Affaire Lambert : Jean Leonetti appelle à ce que "chacun rédige ses directives anticipées"
12h45, le 19 mai 2019 , modifié à 13h46, le 19 mai 2019


Pour Jean Leonetti, invité d'Europe 1 dimanche, la principale leçon à tirer de l'affaire Vincent Lambert est que chacun doit "penser la mort", désigner une personne de confiance, et rédiger ses directives anticipées.
INTERVIEW
La décision d'arrêter les traitements de Vincent Lambert, confirmée par le Conseil d'État, devrait être exécutée à partir de lundi. Mais ses parents, toujours favorables à la poursuite des soins, en appellent à Emmanuel Macron. "C'est donner au président beaucoup plus de pouvoir qu'il n'a", souligne sur Europe 1 Jean Leonetti, qui avait porté la loi sur la fin de vie de 2005. "Rappelez-vous que Vincent Humbert avait, en son temps, demandé à Jacques Chirac le droit de mourir. Heureusement le président de la République ne peut pas se substituer aux décisions des tribunaux, aux décisions médicales, ou changer la loi", poursuit-il.

Une réflexion au cas par cas
"Le Conseil d'État, à deux reprises, a validé la démarche médicale", rappelle l'homme politique, tout en comprenant que la douleur causée aux parents par cette décision. "Elle l'est d'autant plus qu'elle est tardive. Lorsque vous avez un être cher qui vient d'avoir des lésions cérébrales majeures et irréversibles, aujourd'hui, avec des examens comme les IRM dynamiques, on peut dire : non, l'activité cérébrale ne reprendra jamais", explique-t-il. Et de souligner qu'un tel diagnostic, avec autant de certitude, n'aurait pas été possible il y a dix ans.

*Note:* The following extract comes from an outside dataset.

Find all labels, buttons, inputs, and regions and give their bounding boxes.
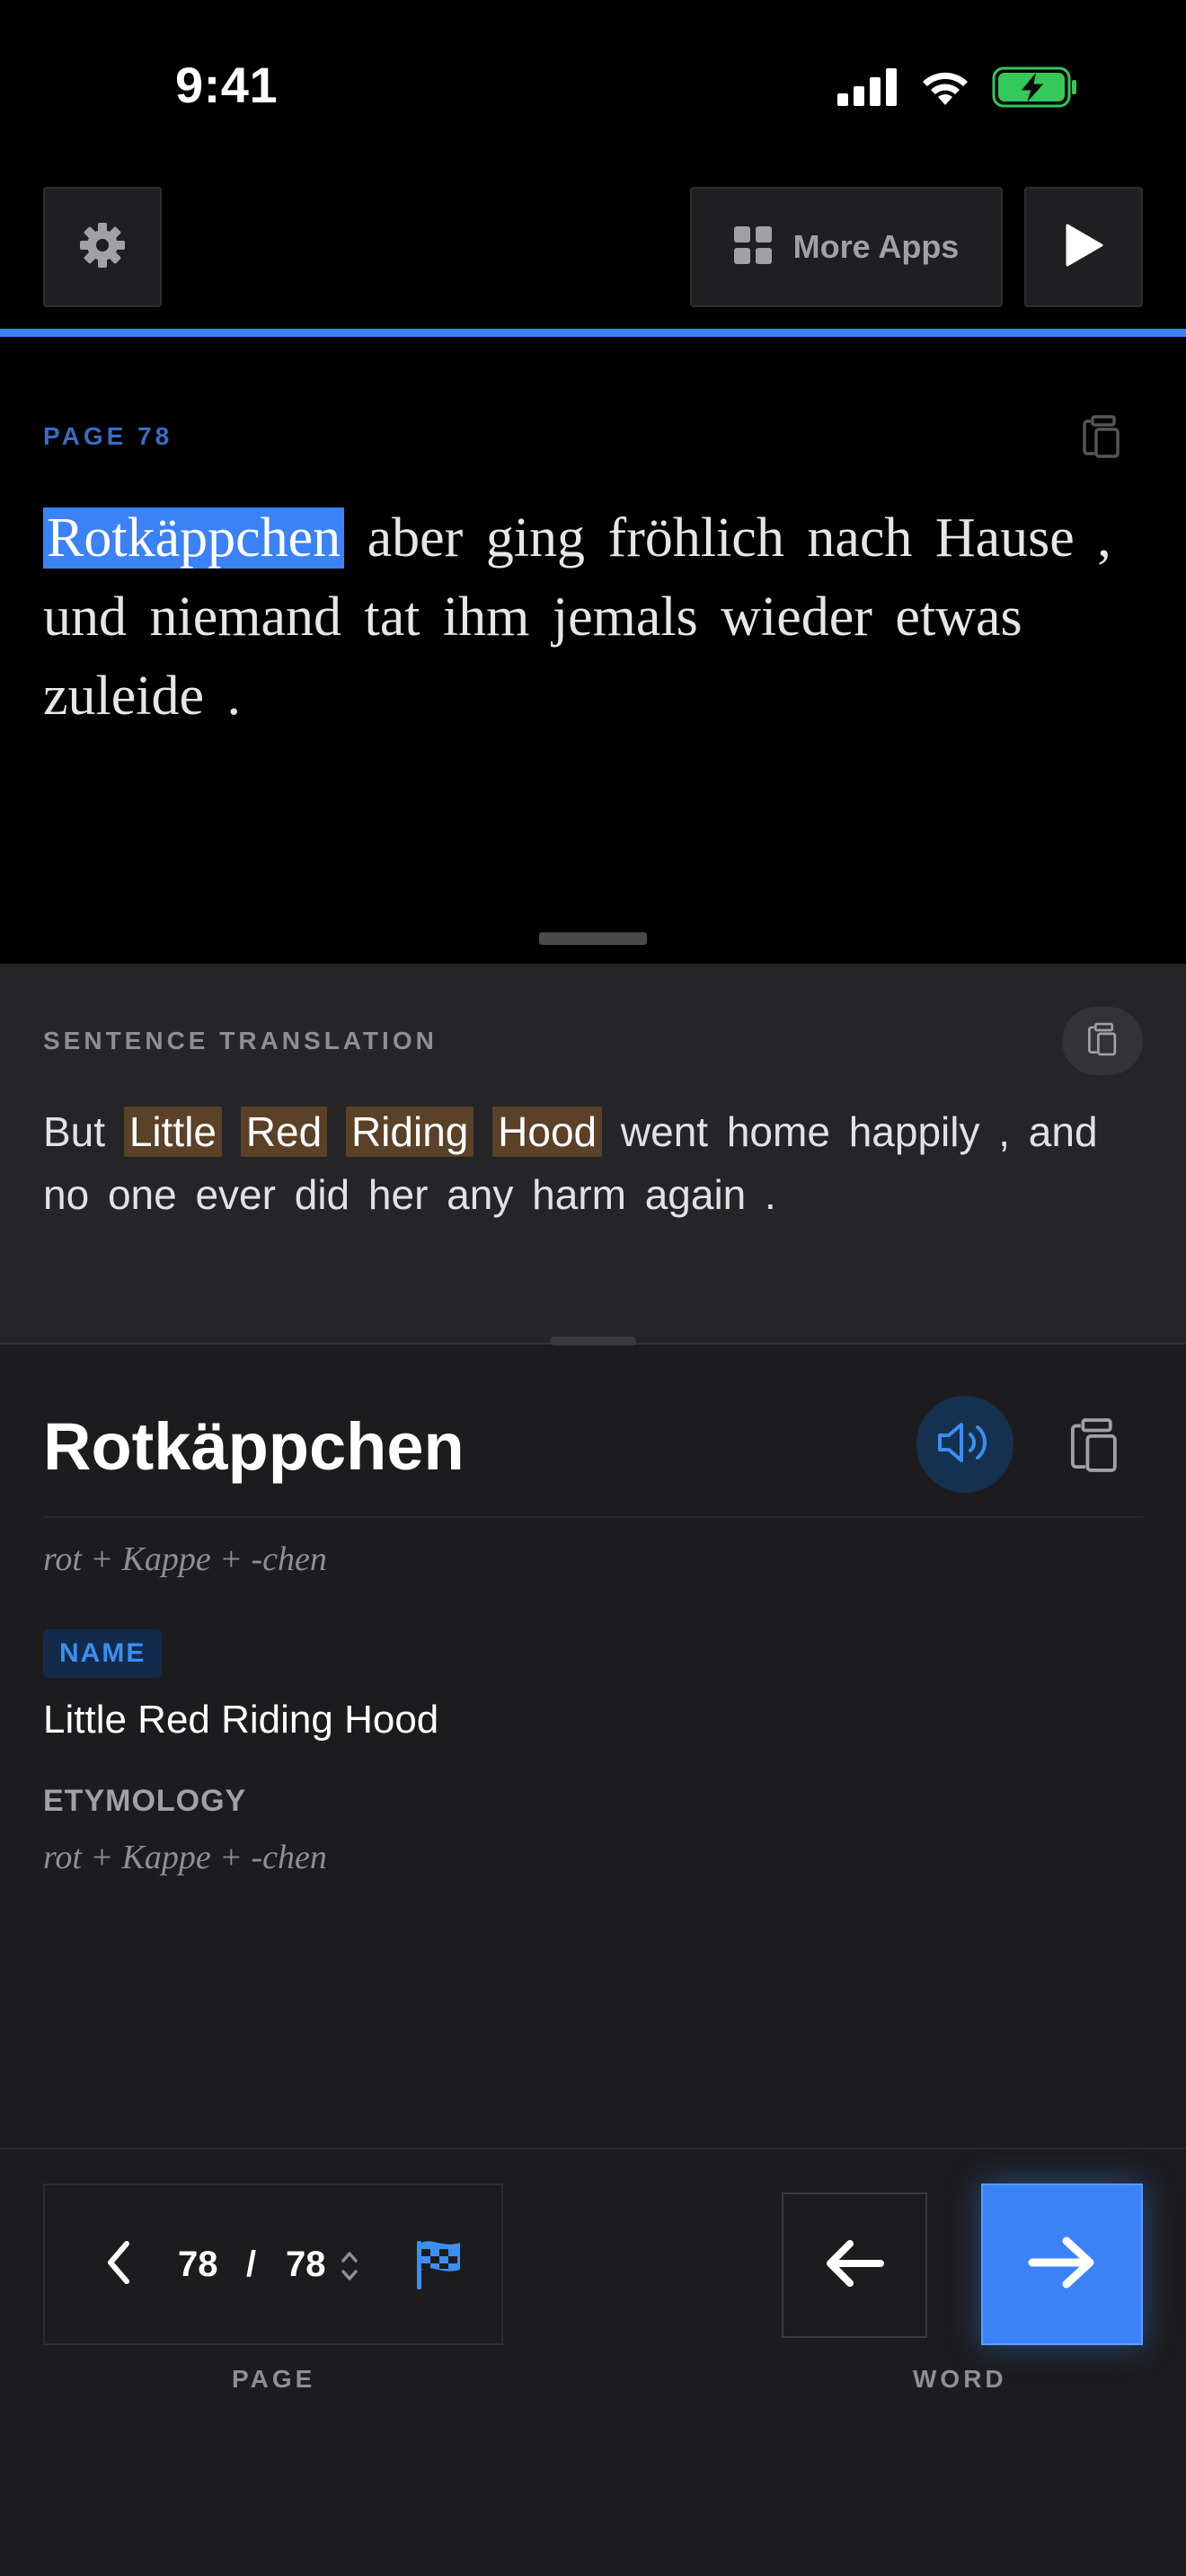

Pour Jean Leonetti, cette affaire est un drame. "On nous demande toujours de choisir notre camp. Vous êtes pour la femme ou vous êtes pour la mère ? Vous êtes pour arrêter tous les traitements ou pour les poursuivre à l'infini ? Or la loi dit : essayons de raisonner au cas par cas. Ne nous obstinons pas dans ce qui peut paraître déraisonnable", souligne-t-il.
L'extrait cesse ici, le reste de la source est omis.